Owen Barfield, Teachers College Record, 1979, 80, 3, 602-604.

Excerpt: Professor Julian Jaynes, a teacher of psychology at Princeton University, has given us a theory of the development of consciousness and (to employ one of the many neologisms, some of them useful, with which he sprinkles his book) of the psychohistory of mankind in terms of a varying relation between the two hemispheres of the brain. “The right hemisphere, perhaps like the gods, sees parts as having a meaning; it looks at wholes. While the left or dominant hemisphere, like the man side of the bicameral mind, looks at parts themselves.” The psycho-history of mankind, he says, can be understood only as an age-long progress, or transition, from the dominance of the right hemisphere, through a “bicameral mind” period when the two hemispheres were both about equally effective, into the dominance of the left hemisphere, which largely prevails today ….

It is in fact an extensive, well-documented, and competently indexed account of the evolution of human consciousness, out of a primitive condition that must, it seems, be designated “mental” – though it was neither experience nor consciousness – through the stage of mere consciousness and on into the detached self-consciousness of modern humanity.

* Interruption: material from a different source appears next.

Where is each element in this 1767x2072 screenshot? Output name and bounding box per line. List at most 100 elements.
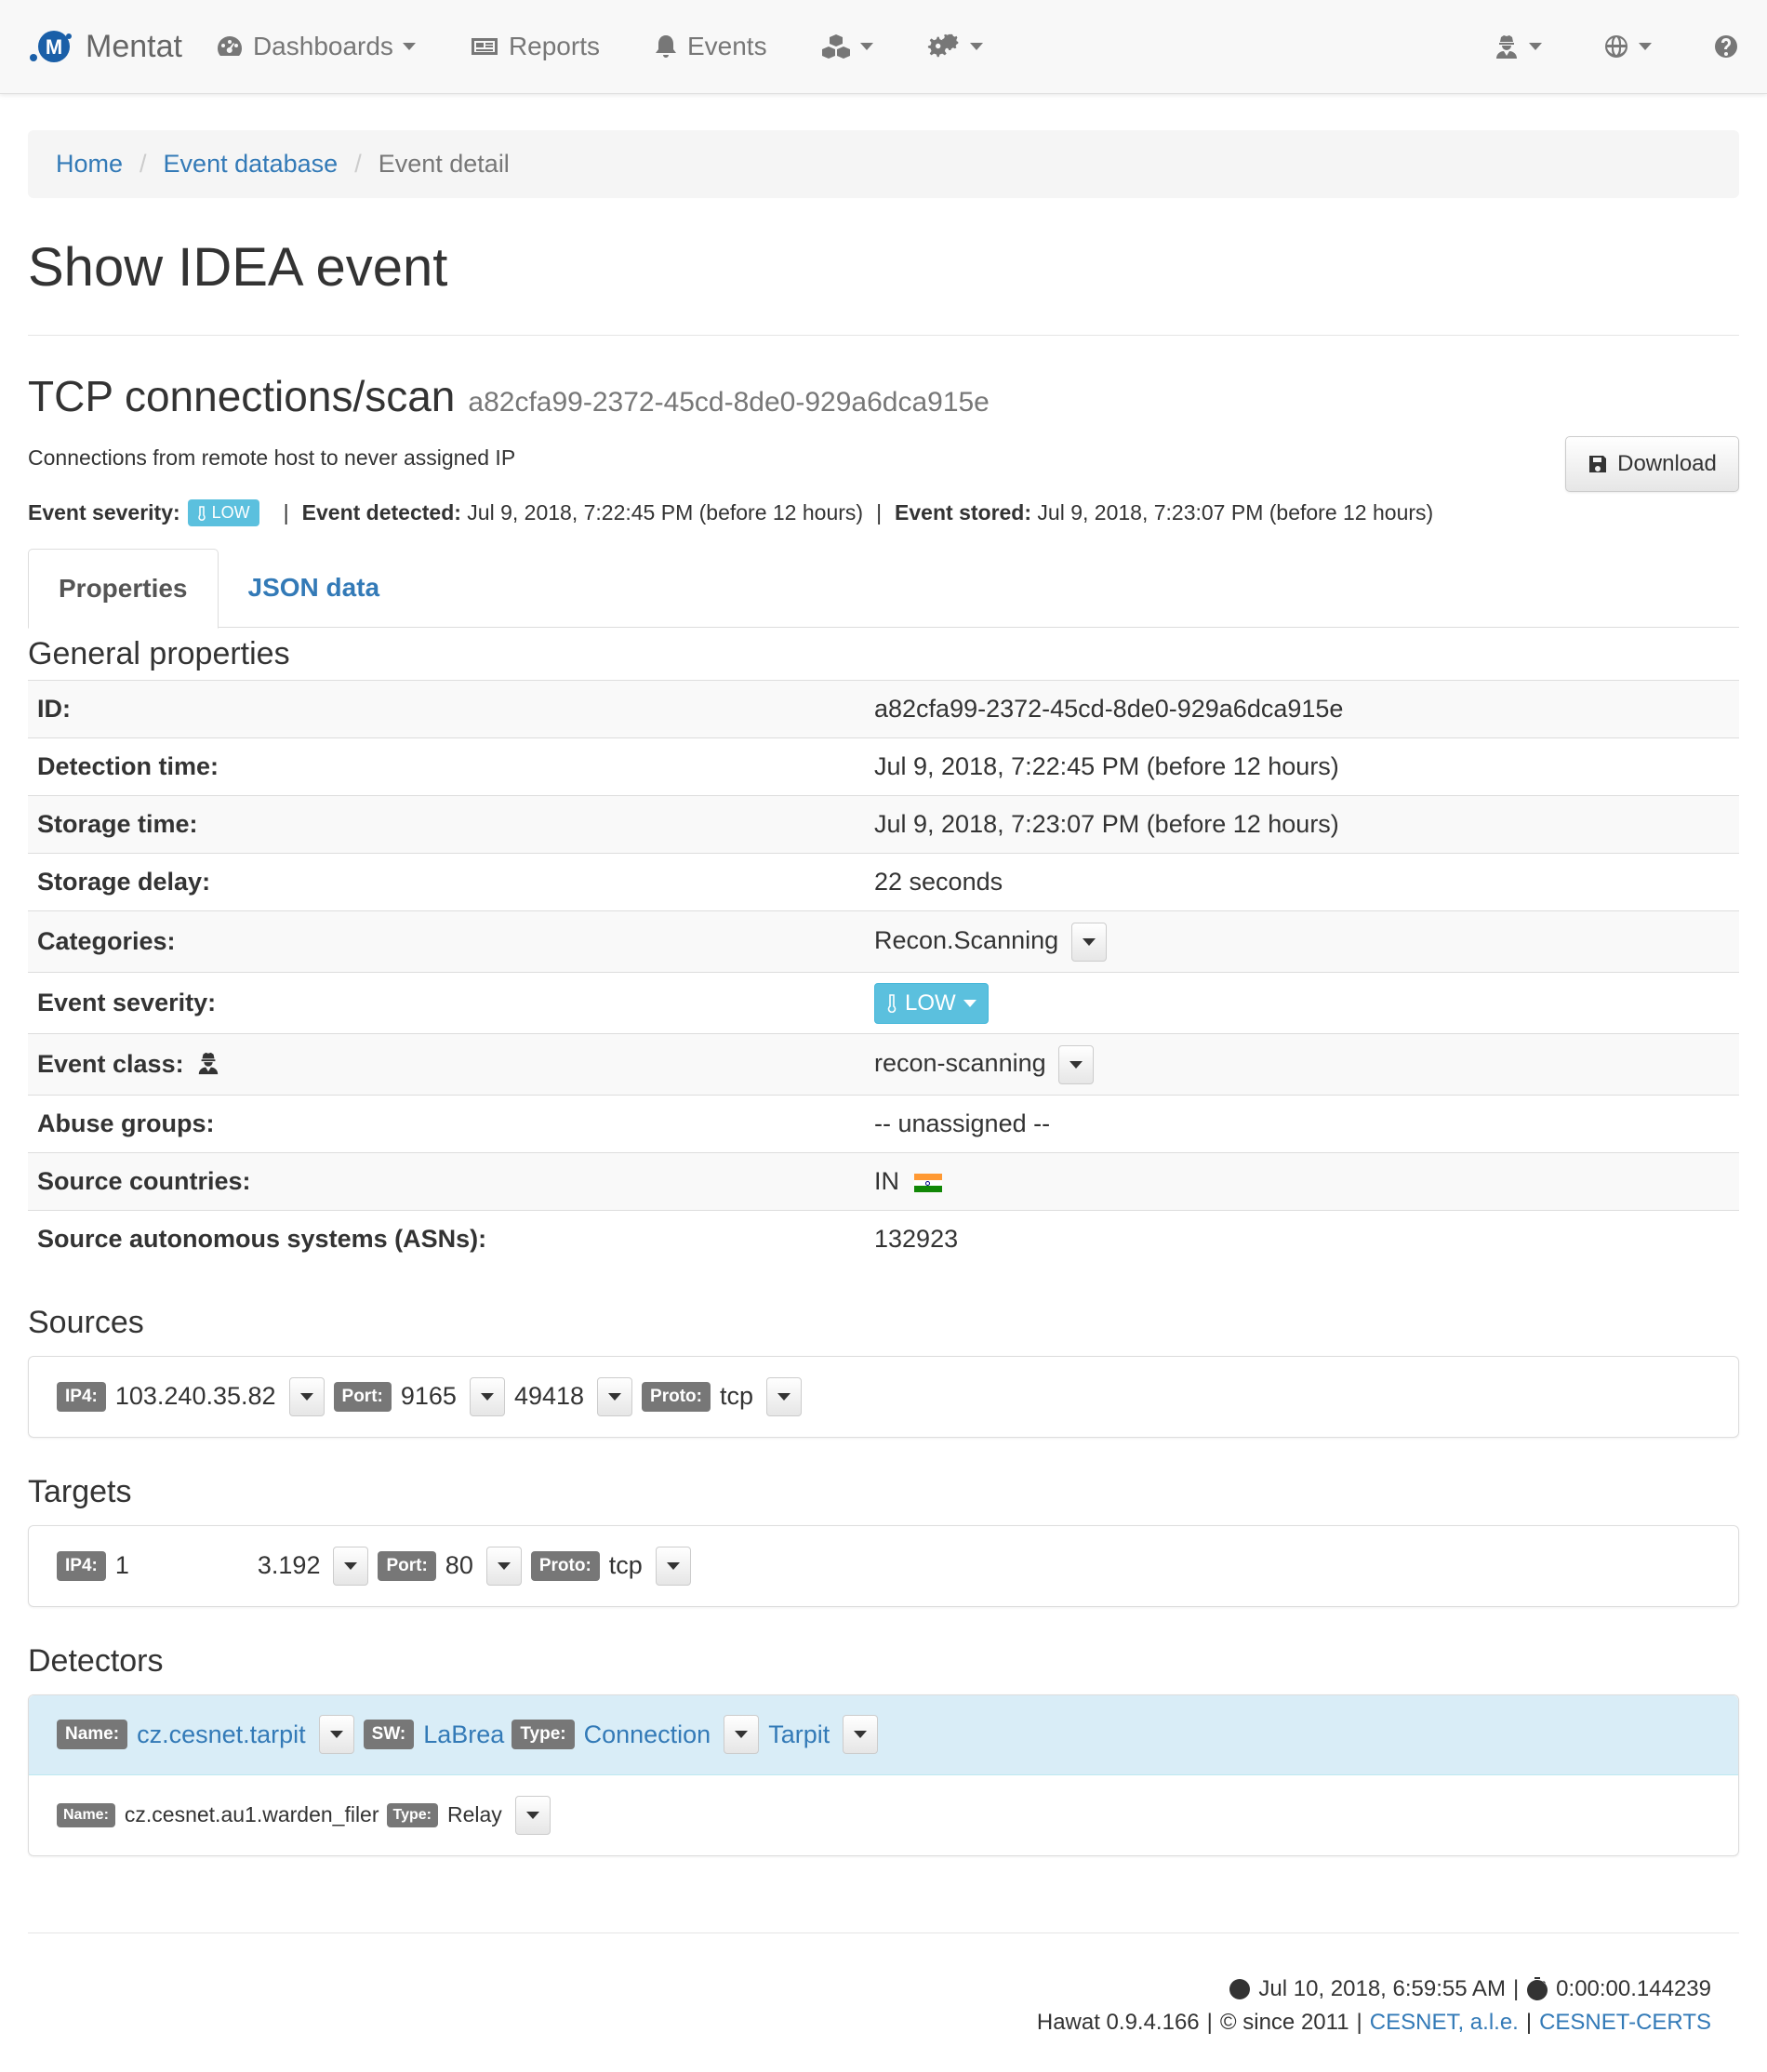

And as such it has indeed shining qualities and contains very much of interest, whether the author is discussing Egyptian mythology or the egoless psychology of Homer’s heroes, or considering the relation between “topic” and “song” in the development of Greek accents, or presenting the Old Testament as a majestic and wonderful record of “the birth-pangs of our subjective consciousness.” All these riches, and much more, the judicious reader will discover for himself.